2. The medical electrical lead of claim 1 wherein the outer surface of the lead includes at least three surface modifications.
3. The medical electrical lead of claim 1 wherein the intravenous zone includes at least the first surface modification, the intracardiac zone includes at least one of the first, second or third surface modifications and the tip zone includes at least the third surface modification.
4. The medical electrical lead of claim 1 further including a pocket zone and wherein the pocket zone includes at least one of the first, second, third or fourth surface treatments.
5. The medical electrical lead of claim 1 wherein the polymeric coating material of the first surface modification comprises a tetraglyme.
6. The medical electrical lead of claim 1 wherein the silazane comprises a hexamethyldisilazane treatment.
7. The medical electrical lead of claim 1 wherein the fluorocarbon comprises a tetrafluoromethane treatment, a hexafluoroethane treatment, an octofluoropropane treatment, an octofluorocyclobutane treatment or a hexafluorocyclopropane treatment.
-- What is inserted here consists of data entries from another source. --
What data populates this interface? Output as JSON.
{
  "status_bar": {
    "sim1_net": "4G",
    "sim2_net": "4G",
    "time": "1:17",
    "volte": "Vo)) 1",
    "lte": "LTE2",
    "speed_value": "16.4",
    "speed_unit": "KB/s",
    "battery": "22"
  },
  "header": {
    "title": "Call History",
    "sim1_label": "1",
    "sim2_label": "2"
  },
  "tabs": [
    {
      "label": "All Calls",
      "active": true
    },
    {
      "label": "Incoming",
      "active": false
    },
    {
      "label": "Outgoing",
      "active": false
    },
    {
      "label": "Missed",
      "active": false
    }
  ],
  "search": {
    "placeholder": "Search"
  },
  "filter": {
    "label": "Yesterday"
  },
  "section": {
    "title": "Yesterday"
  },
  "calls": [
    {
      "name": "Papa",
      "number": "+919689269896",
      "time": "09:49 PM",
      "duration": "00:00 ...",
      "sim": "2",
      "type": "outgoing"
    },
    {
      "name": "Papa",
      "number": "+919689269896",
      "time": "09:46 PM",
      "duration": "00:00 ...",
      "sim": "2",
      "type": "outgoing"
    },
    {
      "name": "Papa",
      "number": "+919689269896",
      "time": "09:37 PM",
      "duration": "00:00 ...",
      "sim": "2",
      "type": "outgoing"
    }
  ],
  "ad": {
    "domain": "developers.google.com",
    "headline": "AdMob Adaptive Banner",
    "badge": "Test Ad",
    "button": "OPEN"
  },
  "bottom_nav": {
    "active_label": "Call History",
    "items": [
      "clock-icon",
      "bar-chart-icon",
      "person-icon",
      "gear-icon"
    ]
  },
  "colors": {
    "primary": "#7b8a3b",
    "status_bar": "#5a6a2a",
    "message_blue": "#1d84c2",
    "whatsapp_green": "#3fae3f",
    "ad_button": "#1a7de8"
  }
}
8. The medical electrical lead of claim 1 wherein the NiPAM coating comprises cell adhesive proteins, peptides, peptide fragments or a combination thereof.
9. A process for modifying an outer surface of a medical electrical lead having a proximal intravenous zone, a medial intracardiac zone and a distal tip zone, the process comprising:
treating a portion of at least one zone with at least one surface modification selected from a polymeric coating material including a glyme, a silazane treatment, a fluorocarbon treatment and a NiPAM polymer coating material;
treating a portion of at least a second zone with at least one of the surface modifications; and
wherein the outer surface of the lead is treated with at least two different surface modifications.
10. The process of claim 9 comprising the step of coating at least a portion of the intravenous zone with the polymeric material including a glyme.
11. The process of claim 9 comprising the step of contacting at least a portion of the intracardiac zone with a silazane, fluorocarbon or both.
12. The process of claim 9 comprising the step of coating at least a portion of the tip zone with the NiPAM polymer coating.
13. The process of claim 9 wherein at least one of the treating steps comprises a plasma deposition treatment, a spray coating treatment or a dip coating treatment.
14. The process of claim 9 wherein at least one coating material is applied to a portion of the outer surface and wherein micro- or nano-patterns are formed in the coated portion.
15. The process of claim 9 wherein each treatment step comprises a plasma deposition treatment.
16. The process of claim 9 further comprising the step of treating each of the proximal intravenous zone, medial intracardiac zone and distal tip zone with at least one of the surface modifications.
17. A process for modifying an outer surface of a medical electrical lead having a proximal intravenous zone, a medial intracardiac zone and a distal tip zone, the process comprising:
coating at least a portion of the intravenous zone with a first polymeric coating including a glyme;
contacting at least a portion of the intracardiac zone with the first polymeric material, silazane, fluorocarbon or a combination; and
coating at least a portion of the tip zone with a second polymeric coating including a NiPAM polymer.
18. The process of claim 17 wherein the first polymeric coating comprises a tetraglyme.
19. The process of claim 17 wherein the contacting step comprises contacting the intracardiac zone with hexamethyldisilazane.
20. The process of claim 17 wherein the contacting step comprises contacting the intracardiac zone with CF4, C2F6 or C3F8.
21. The process of claim 17 wherein the second polymeric coating comprises a copolymer of NiPAM and hydroxyethyl methacrylate, ethylene glycol, polyvinyl pyrrolidone, cell adhesive biomolecules or a combination of the foregoing.
22. The process of claim 17 further comprising the step of modifying at least a portion of a pocket zone proximal to the intravenous zone with at least one of the coating or contacting steps.